PENGGUNAAN CITRAAN
DALAM PUISI ’SAJAK SEBATANG POHON KARET’
KARYA SANDI FIRLY
SANDI FIRLY
Sandi Firly yang lahir
pada tanggal 16 Oktober 1975 di Kuala Pembuang Kabupaten Seruyan Provinsi
Kalimantan Tengah. Alumni FISIP Universitas Islam Kalimantan ini sehari-harinya
ia adalah seorang wartawan tepatnya Redaktur Pelaksana merangkap redaktur ruang
Cakrawala Sastra dan Budaya di SKH Radar Banjarmasin, lalu hijrah ke Bandung
dipercayakan sebagai Pimpinan Redaksi SKH Radar Bandung dan sekarang kembali
lagi ke Kalimantan Selatan aktif sebagai Redaktur Pelaksana SKH Media
Kalimantan.
Ia mulai menulis sejak
tahun 1990-an yang awal-awalnya ia sering diminta teman-teman SMA-nya
menuliskan surat-surat cinta untuk cewek yang disukainya. Dan dari kebisaan
inilah yang mengantarkannya secara serius menggeluti dunia tulis menulis.

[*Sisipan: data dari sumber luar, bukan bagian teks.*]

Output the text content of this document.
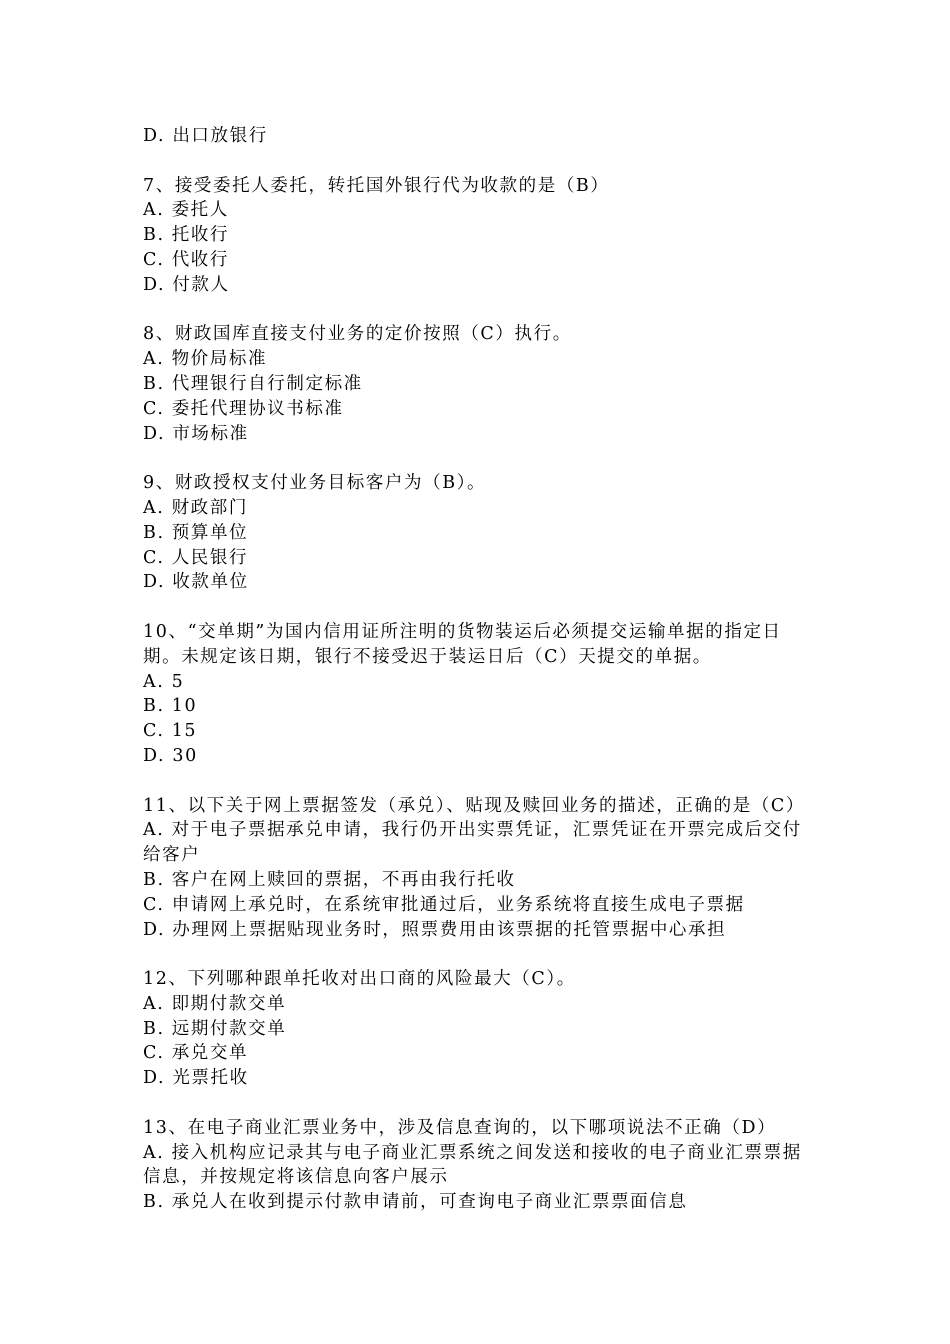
D. 出口放银行

7、接受委托人委托，转托国外银行代为收款的是（B）

A. 委托人

B. 托收行

C. 代收行

D. 付款人

8、财政国库直接支付业务的定价按照（C）执行。

A. 物价局标准

B. 代理银行自行制定标准

C. 委托代理协议书标准

D. 市场标准

9、财政授权支付业务目标客户为（B）。

A. 财政部门

B. 预算单位

C. 人民银行

D. 收款单位

10、“交单期”为国内信用证所注明的货物装运后必须提交运输单据的指定日

期。未规定该日期，银行不接受迟于装运日后（C）天提交的单据。

A. 5

B. 10

C. 15

D. 30

11、以下关于网上票据签发（承兑）、贴现及赎回业务的描述，正确的是（C）

A. 对于电子票据承兑申请，我行仍开出实票凭证，汇票凭证在开票完成后交付

给客户

B. 客户在网上赎回的票据，不再由我行托收

C. 申请网上承兑时，在系统审批通过后，业务系统将直接生成电子票据

D. 办理网上票据贴现业务时，照票费用由该票据的托管票据中心承担

12、下列哪种跟单托收对出口商的风险最大（C）。

A. 即期付款交单

B. 远期付款交单

C. 承兑交单

D. 光票托收

13、在电子商业汇票业务中，涉及信息查询的，以下哪项说法不正确（D）

A. 接入机构应记录其与电子商业汇票系统之间发送和接收的电子商业汇票票据

信息，并按规定将该信息向客户展示

B. 承兑人在收到提示付款申请前，可查询电子商业汇票票面信息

Puisi-puisinya ikut dimuat dalam antologi bersama. Antara lain dalam Antologi
Puisi Bulan Ditelan Kutu (Banjarmasin, 2004),
dalam Antologi Puisi Taman Banjarbaru,
(Banjarbaru, 2006) dan dalam Antologi Puisi Konser
Kecemasan, Sajak-sajak Peduli Lingkungan Hidup Penyair Kalimantan Selatan (Banjarmasin, 2010).
Ia juga piawai dalam
menulis cerpen. Beberapa judul di antaranya telah dibukukan bersama Harie
Insani Putra dalam kumpulan cerpen Perempuan
yang Memburu Hujan (2007). Salah satu cerpennya yang berjudul Perempuan Balian yang dimuat dalam
Harian Kompas juga ikut terpilih dalam buku Kumpulan Cerpen Pilihan Surat Kabar
Kompas 2012.
Selain itu ia juga
rajin menulis novel antara lain novel Rumah
Debu (2010), novel Lampau (2013)
dan novel Hanya Sebutur Debu (2014).
Dan Novelnya yang berjudul Rumah Debu
telah mengantarkannya menjadi salah satu dari 15 penulis terpilih dalam Ubud Writer and Readers Festival 2011 di
Bali.
Pada tahun 2007 atas
dedikasinya Sandi Firly menerima Penghargaan Hadiah Seni Bidang Sastra dari
Gubernur Kalimantan Selatan. Selanjutnya di sini kita akan mengenal lebih dekat
lagi dengan Sandi Firly melalui PENGUNAAN CITRAAN dalam puisinya yang berjudul Sajak Sebatang Pohon Karet yang ada di
halaman 146 buku Konser Kecemasan,
Sajak-sajak Peduli Lingkungan Hidup Penyair Kalimantan Selatan, berikut di
bawah ini
***
Salah satu dari Sembilan Bahan Pokok yang diperlukan dalam
menulis sebuah puisi adalah Citraan, yaitu gambaran perasan yang
diungkapkan penyair dalam untaian kata-kata dalam sebuah puisi. Citraan yang
baik gambaran yang mampu membuat pembaca turut merasakan apa yang digambarkan
penyair dalam sebuah puisi. Sehingga ketika membaca sebuah puisi pembaca merasa
seakan-akan berada di tempat kejadian sehingga seolah-olah dapat melihat, dapat
mendengar dan dapat merasakan apa yang digambarkan penulisnya.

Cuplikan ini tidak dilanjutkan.